We live insanely holistically compared to most people we know. The irony that our children have battled a disease which many say is caused by not living cleanly enough is not lost on me. We all have our trials, and right now, this is Landon's trial. 

I'm comforted when I read books from parenting experts that say children today do not face enough trials during their upbringing and they go on to become incompetent adults. This is totally another post for another day, but the rate of children who turn 18 and don't leave home - or more shockingly, turn 25 and still live there! - is a little terrifying to me. We have to constantly restrain ourselves from babying Landon and waiting on him hand and foot. Right now, this is Landon's trial, but we try to treat him as normally as is humanly possible given his condition, because we know that if he doesn't learn to cope during childhood, the chances that he'll have solid coping skills as an adult are pretty diminished. Chronically ill children often have a hard time adjusting to life outside of the home, as, through no fault of their own, they are relatively entitled. We don't want him to be another statistic. Maybe this trial is setting him up to be a strong, independent grown man with amazing coping skills and a passionate concern/empathy for suffering. A mama can hope, at least. 

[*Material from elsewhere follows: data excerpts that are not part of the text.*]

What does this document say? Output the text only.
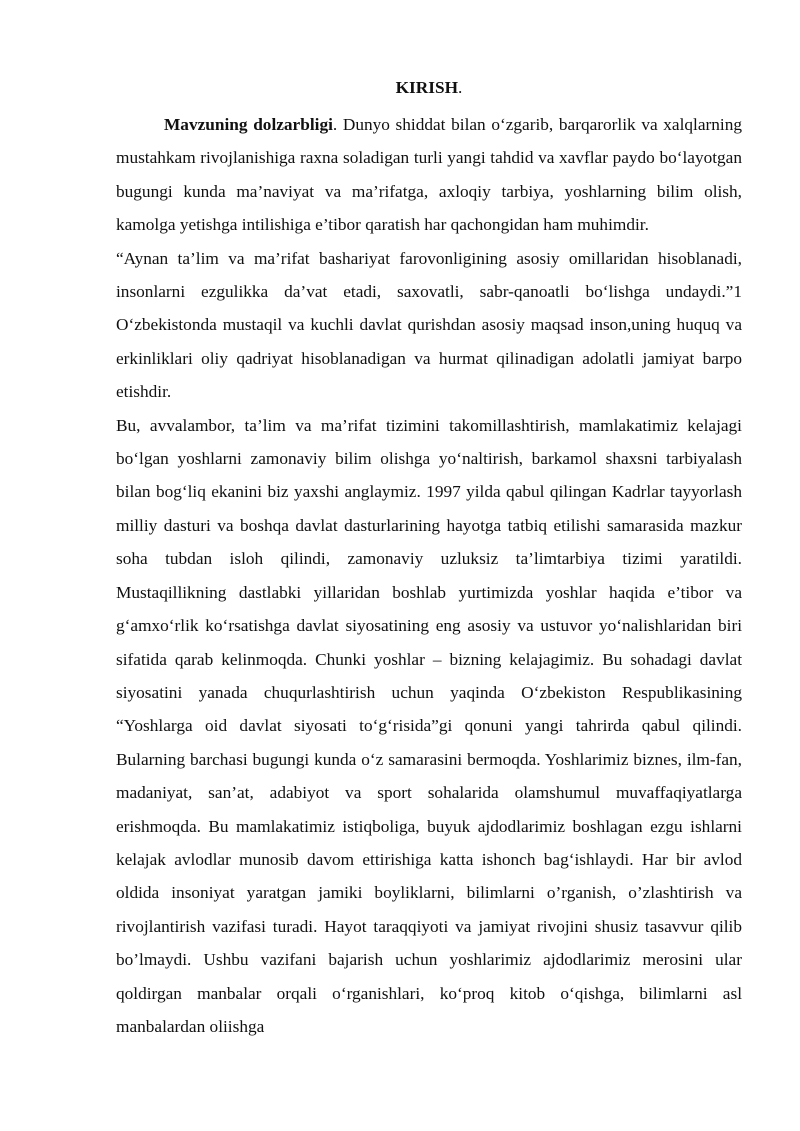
KIRISH.

Mavzuning dolzarbligi. Dunyo shiddat bilan o‘zgarib, barqarorlik va xalqlarning mustahkam rivojlanishiga raxna soladigan turli yangi tahdid va xavflar paydo bo‘layotgan bugungi kunda ma’naviyat va ma’rifatga, axloqiy tarbiya, yoshlarning bilim olish, kamolga yetishga intilishiga e’tibor qaratish har qachongidan ham muhimdir.

“Aynan ta’lim va ma’rifat bashariyat farovonligining asosiy omillaridan hisoblanadi, insonlarni ezgulikka da’vat etadi, saxovatli, sabr-qanoatli bo‘lishga undaydi.”1 O‘zbekistonda mustaqil va kuchli davlat qurishdan asosiy maqsad inson,uning huquq va erkinliklari oliy qadriyat hisoblanadigan va hurmat qilinadigan adolatli jamiyat barpo etishdir.

Bu, avvalambor, ta’lim va ma’rifat tizimini takomillashtirish, mamlakatimiz kelajagi bo‘lgan yoshlarni zamonaviy bilim olishga yo‘naltirish, barkamol shaxsni tarbiyalash bilan bog‘liq ekanini biz yaxshi anglaymiz. 1997 yilda qabul qilingan Kadrlar tayyorlash milliy dasturi va boshqa davlat dasturlarining hayotga tatbiq etilishi samarasida mazkur soha tubdan isloh qilindi, zamonaviy uzluksiz ta’limtarbiya tizimi yaratildi. Mustaqillikning dastlabki yillaridan boshlab yurtimizda yoshlar haqida e’tibor va g‘amxo‘rlik ko‘rsatishga davlat siyosatining eng asosiy va ustuvor yo‘nalishlaridan biri sifatida qarab kelinmoqda. Chunki yoshlar – bizning kelajagimiz. Bu sohadagi davlat siyosatini yanada chuqurlashtirish uchun yaqinda O‘zbekiston Respublikasining “Yoshlarga oid davlat siyosati to‘g‘risida”gi qonuni yangi tahrirda qabul qilindi. Bularning barchasi bugungi kunda o‘z samarasini bermoqda. Yoshlarimiz biznes, ilm-fan, madaniyat, san’at, adabiyot va sport sohalarida olamshumul muvaffaqiyatlarga erishmoqda. Bu mamlakatimiz istiqboliga, buyuk ajdodlarimiz boshlagan ezgu ishlarni kelajak avlodlar munosib davom ettirishiga katta ishonch bag‘ishlaydi. Har bir avlod oldida insoniyat yaratgan jamiki boyliklarni, bilimlarni o’rganish, o’zlashtirish va rivojlantirish vazifasi turadi. Hayot taraqqiyoti va jamiyat rivojini shusiz tasavvur qilib bo’lmaydi. Ushbu vazifani bajarish uchun yoshlarimiz ajdodlarimiz merosini ular qoldirgan manbalar orqali o‘rganishlari, ko‘proq kitob o‘qishga, bilimlarni asl manbalardan oliishga
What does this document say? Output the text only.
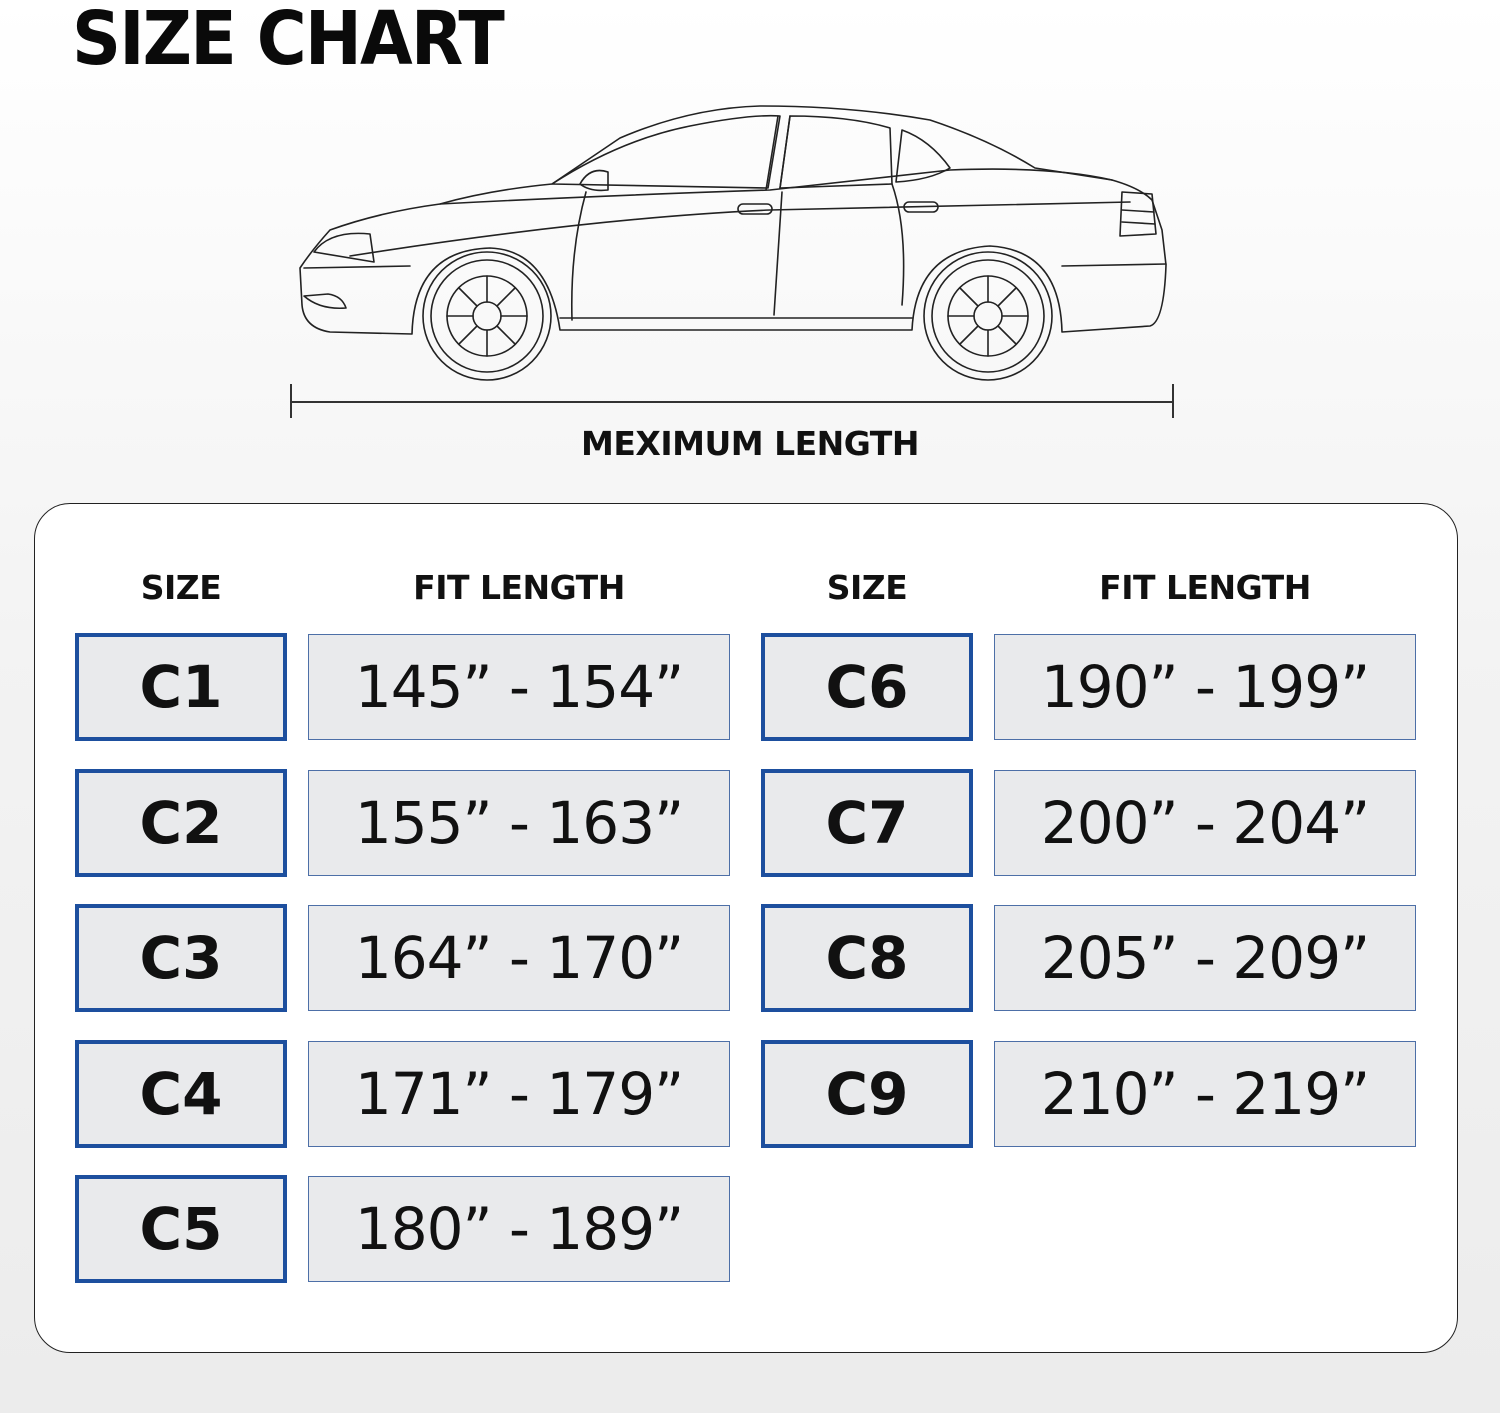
SIZE CHART
MEXIMUM LENGTH
SIZE	FIT LENGTH	SIZE	FIT LENGTH
C1	145” - 154”
C2	155” - 163”
C3	164” - 170”
C4	171” - 179”
C5	180” - 189”
C6	190” - 199”
C7	200” - 204”
C8	205” - 209”
C9	210” - 219”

Best of luck to any of you suffering! My heart literally aches thinking of all the other children (and adults) out there who suffer every single day of their lives. I can't even fathom what it would be like to be in pain nearly every minute of every day or to feel such a compelling and uncontrollable urge to scratch that you would willingly rip your skin apart. It's so sad that this disease is spreading out of control, but I think it should be a catalyst for change. Something is clearly wrong, and we're watching allergies, eczema and asthma literally explode within the youngest population. It's time to demand changes in our environment and be the best advocates for the next generation. We're in this with you. Xo.


  1. I am so, so grateful to have found your blog. My 2 year old has had eczema since birth. It has only gotten worse. We have tried every suggestion thrown at us, anectdotes as well as medical advice. I have not heard of the GAPS diet. Not all of hers is related to food but some is. Actually, I now have no clue WHAT it is. And you're right. People think of eczema as just an itchy patch here or there. They don't see how tormented & exhausted these children are. I know there are far worse ailments but I absolutely hate this one. Thank you and I'm so happy to find some information I hadn't heard before!

  2. Is there any update or another blog with updated info? Did tbe Dr.Aron regime work?